In recent years, the anthropology of Islam and of Muslim societies particularly, gained much popularity after the formation of the 'discursive tradition' concept of Talal Asad, showing a close similarity to Ibn Khaldun's studies of human civilization. According to the concept of 'discursive tradition', studies that will best treat Islamic societies and Muslim civilizations will focus on anticipations and continuities, rather than conflict and transformations. Asad argues that Islam should be understood as a tradition consisting of 'discourses that seek to instruct practitioners regarding the correct form and purpose of a given practice that, precisely because it is established, has a history. An Islamic discursive tradition is simply a tradition of Muslim discourse that addresses itself to the conceptions of the Islamic past and future' (Talal Asad: 1986). Asad formed his discursive tradition contra the 'discursive formation' of Michel Foucault, which emphasized contradictions and discontinuities. To Asad, understanding is parallel to continuity, with roots traced back through previous centuries, to the place where its fundamental, normative consciousness was created. Asad asserts that a discursive tradition 'seeks to understand the historical conditions that enable the production and maintenance of specific traditions, or their transformation, and the efforts of practitioners to achieve coherence'.
Every society has its own identities, which comprise numerous cultural constraints, ritual practices, devotional precepts, etc. For those who engage with the study of such societies, it is imperative to consider all of its heterogeneous factors for a clear understanding of it. The normative phase is a heritage of every civilization, and its folk phase may become involved with any deviation from its textual or normative factor. Thus may come the transformation of social ethics. But the normative phase is the fundamental factor of that living constellation. While studying Muslim civilizations and Islamic society particularly, and the whole human society and civilization generally, it is necessary to make an effective calculation of the dissonance between the normative form and the folk form. And the status of that society, whether it passed through any transformations, the crucial reasons for rise and fall, etc., only can be understood with a unique philosophical balance between the living society and its cultural foundations.

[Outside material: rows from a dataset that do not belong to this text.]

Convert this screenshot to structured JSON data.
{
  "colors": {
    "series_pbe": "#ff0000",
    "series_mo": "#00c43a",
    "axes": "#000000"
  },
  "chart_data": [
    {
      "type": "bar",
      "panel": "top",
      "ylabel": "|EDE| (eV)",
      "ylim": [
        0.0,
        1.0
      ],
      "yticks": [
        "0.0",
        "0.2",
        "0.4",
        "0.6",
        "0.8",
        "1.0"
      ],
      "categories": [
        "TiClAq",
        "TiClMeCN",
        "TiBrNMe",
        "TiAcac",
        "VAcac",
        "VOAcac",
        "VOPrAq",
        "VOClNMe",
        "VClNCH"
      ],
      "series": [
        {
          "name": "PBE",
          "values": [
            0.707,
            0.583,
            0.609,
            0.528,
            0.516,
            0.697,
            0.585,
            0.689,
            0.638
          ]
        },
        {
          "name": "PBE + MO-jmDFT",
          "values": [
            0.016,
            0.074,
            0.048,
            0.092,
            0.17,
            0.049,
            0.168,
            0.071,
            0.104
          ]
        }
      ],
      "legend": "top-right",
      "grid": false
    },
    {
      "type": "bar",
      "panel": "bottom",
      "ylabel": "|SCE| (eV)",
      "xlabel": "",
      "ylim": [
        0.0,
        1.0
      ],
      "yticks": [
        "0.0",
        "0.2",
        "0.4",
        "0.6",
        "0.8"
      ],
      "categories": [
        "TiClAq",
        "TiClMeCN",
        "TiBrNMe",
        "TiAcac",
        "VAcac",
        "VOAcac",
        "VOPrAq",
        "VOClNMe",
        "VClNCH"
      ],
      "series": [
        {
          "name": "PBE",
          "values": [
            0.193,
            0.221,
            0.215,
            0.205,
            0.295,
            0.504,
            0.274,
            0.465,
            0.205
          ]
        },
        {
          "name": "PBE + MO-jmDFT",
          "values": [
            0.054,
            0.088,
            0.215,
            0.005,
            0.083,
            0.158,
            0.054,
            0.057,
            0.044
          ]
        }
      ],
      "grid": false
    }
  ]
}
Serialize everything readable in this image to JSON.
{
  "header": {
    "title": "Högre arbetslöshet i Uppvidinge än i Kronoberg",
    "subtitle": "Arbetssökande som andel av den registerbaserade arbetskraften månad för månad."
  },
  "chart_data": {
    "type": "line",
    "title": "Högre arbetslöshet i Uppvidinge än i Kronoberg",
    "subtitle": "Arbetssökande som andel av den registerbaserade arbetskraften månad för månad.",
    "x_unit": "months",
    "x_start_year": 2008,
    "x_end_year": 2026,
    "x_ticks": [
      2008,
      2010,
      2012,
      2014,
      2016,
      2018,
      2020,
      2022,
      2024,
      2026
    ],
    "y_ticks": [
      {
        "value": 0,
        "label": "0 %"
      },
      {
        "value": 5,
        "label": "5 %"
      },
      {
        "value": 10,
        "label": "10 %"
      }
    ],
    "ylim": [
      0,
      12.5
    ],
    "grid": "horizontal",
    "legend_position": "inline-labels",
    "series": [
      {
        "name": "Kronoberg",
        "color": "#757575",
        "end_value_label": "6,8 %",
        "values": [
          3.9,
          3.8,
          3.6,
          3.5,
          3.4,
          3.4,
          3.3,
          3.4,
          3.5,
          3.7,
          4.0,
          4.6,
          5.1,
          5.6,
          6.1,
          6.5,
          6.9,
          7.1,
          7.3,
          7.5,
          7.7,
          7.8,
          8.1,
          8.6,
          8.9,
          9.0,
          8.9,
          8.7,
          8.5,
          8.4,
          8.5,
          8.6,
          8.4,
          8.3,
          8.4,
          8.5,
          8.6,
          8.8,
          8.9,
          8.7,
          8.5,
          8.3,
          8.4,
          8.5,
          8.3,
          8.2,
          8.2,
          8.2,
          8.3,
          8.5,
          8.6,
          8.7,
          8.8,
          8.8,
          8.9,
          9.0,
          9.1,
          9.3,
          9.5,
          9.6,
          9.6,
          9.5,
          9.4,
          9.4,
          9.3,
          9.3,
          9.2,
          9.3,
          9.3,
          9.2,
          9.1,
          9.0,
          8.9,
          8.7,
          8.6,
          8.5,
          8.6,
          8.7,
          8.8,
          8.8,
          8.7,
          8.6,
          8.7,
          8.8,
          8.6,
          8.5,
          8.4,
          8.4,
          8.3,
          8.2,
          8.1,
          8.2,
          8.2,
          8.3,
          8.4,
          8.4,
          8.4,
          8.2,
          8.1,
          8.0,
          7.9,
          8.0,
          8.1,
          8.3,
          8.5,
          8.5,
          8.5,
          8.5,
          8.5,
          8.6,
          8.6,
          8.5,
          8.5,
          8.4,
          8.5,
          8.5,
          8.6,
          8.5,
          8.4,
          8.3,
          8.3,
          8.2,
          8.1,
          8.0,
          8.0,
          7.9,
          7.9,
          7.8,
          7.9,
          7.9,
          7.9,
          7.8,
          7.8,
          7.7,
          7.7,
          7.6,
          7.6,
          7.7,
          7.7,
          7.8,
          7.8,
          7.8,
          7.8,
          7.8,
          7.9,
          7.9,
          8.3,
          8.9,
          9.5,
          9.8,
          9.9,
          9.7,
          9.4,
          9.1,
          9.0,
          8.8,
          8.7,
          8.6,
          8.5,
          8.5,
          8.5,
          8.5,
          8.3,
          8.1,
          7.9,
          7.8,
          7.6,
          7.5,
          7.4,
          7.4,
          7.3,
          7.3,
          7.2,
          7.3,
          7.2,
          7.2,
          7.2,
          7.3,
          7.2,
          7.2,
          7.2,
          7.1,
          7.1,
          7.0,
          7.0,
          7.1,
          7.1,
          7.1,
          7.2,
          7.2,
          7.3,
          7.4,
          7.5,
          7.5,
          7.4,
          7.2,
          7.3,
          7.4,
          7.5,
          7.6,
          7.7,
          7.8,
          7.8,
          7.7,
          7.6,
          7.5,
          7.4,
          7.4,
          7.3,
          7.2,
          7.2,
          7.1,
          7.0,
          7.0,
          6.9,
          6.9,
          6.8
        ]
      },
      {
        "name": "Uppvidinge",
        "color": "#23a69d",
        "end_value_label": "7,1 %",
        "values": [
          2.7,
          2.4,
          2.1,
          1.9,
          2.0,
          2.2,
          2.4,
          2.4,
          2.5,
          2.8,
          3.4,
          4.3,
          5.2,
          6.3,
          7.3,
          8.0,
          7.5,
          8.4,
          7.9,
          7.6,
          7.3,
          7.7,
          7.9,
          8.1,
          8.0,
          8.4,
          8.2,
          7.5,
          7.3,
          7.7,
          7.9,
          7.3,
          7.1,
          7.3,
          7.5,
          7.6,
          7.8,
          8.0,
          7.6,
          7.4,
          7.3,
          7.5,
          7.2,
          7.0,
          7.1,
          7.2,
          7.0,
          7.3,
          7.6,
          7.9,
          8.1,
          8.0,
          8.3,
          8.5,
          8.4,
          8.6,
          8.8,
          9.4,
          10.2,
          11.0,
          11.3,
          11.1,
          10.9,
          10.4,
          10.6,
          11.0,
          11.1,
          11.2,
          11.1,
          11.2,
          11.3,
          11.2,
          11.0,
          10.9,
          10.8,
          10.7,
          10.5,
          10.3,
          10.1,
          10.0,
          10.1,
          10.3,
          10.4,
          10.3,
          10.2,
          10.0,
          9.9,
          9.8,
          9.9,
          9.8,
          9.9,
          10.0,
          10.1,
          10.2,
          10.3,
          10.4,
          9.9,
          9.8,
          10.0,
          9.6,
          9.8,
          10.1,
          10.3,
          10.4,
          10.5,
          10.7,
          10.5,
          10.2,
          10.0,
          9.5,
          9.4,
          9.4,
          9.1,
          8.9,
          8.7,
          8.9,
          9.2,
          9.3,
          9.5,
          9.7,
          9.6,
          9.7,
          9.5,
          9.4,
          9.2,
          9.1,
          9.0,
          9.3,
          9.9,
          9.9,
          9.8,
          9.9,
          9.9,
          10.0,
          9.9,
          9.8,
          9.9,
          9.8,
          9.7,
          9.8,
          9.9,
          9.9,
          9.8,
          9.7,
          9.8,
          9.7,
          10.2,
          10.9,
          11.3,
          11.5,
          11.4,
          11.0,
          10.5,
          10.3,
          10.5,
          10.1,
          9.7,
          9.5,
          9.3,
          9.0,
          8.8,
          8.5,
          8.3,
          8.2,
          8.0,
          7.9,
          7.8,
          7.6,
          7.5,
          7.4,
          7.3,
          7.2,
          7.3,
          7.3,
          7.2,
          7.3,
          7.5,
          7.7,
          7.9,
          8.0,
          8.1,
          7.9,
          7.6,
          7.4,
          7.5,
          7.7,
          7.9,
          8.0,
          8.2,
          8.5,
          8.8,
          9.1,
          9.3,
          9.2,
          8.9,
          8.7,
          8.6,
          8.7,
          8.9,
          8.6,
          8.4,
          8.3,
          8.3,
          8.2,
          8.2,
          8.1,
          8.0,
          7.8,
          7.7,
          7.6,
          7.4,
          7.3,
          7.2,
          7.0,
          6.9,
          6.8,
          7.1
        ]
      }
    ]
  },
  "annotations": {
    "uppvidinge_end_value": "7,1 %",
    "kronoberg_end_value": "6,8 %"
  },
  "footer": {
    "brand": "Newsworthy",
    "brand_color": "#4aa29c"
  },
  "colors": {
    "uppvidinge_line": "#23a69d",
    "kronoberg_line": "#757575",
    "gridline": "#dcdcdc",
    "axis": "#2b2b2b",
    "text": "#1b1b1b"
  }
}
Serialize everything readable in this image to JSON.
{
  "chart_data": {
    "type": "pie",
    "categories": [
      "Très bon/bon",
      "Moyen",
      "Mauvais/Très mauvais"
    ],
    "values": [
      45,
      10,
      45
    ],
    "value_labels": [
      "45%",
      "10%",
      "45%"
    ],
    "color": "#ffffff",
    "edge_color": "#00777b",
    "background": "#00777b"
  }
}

When Ibn Khaldun decided to study medieval North African Berbers and Arabs, his was an effort to understand the normative factor of Muslim-majority populations. He studied the rituals, tradition, beliefs and ethics of those communities, then introduced living objective considerations. Ibn Khaldun additionally pondered natural science and logical reasoning. Both Ibn Khaldun and Talal Asad pursue reason rather than acceptance of circumstances and expectations lacking logical reasoning. Ibn Khaldun's philosophy of human society is distinguished by its logical methodology and integration of reason and revelation.
Ibn Khaldun, Muqaddima, Darul Kutub, Lebanon, 1970.
F. Rosenthal, tr. with N.J. Dawood (eds.), The Muqaddimah of Ibn Khaldun, Princeton, 1969.
Talal Asad, 'The Idea of an Anthropology of Islam', Center for Contemporary Arab Studies, Georgetown University, Washington, 1986).
Muhammad Abdullah Enan, Ibn Khaldun: His Life and Works, Kuala Lumpur, 2007.
Alfred Gierer, 'Ibn Khaldun on solidarity ("Asabiyyah"), Modern science on cooperativeness and empathy: a comparison", in Philosophia Naturalis 38, 200
Samuli Schielke, Snacks and Saints; Mawlid festivals and the politics of festivity, piety and modernity in contemporary Egypt, Amsterdam, 2006.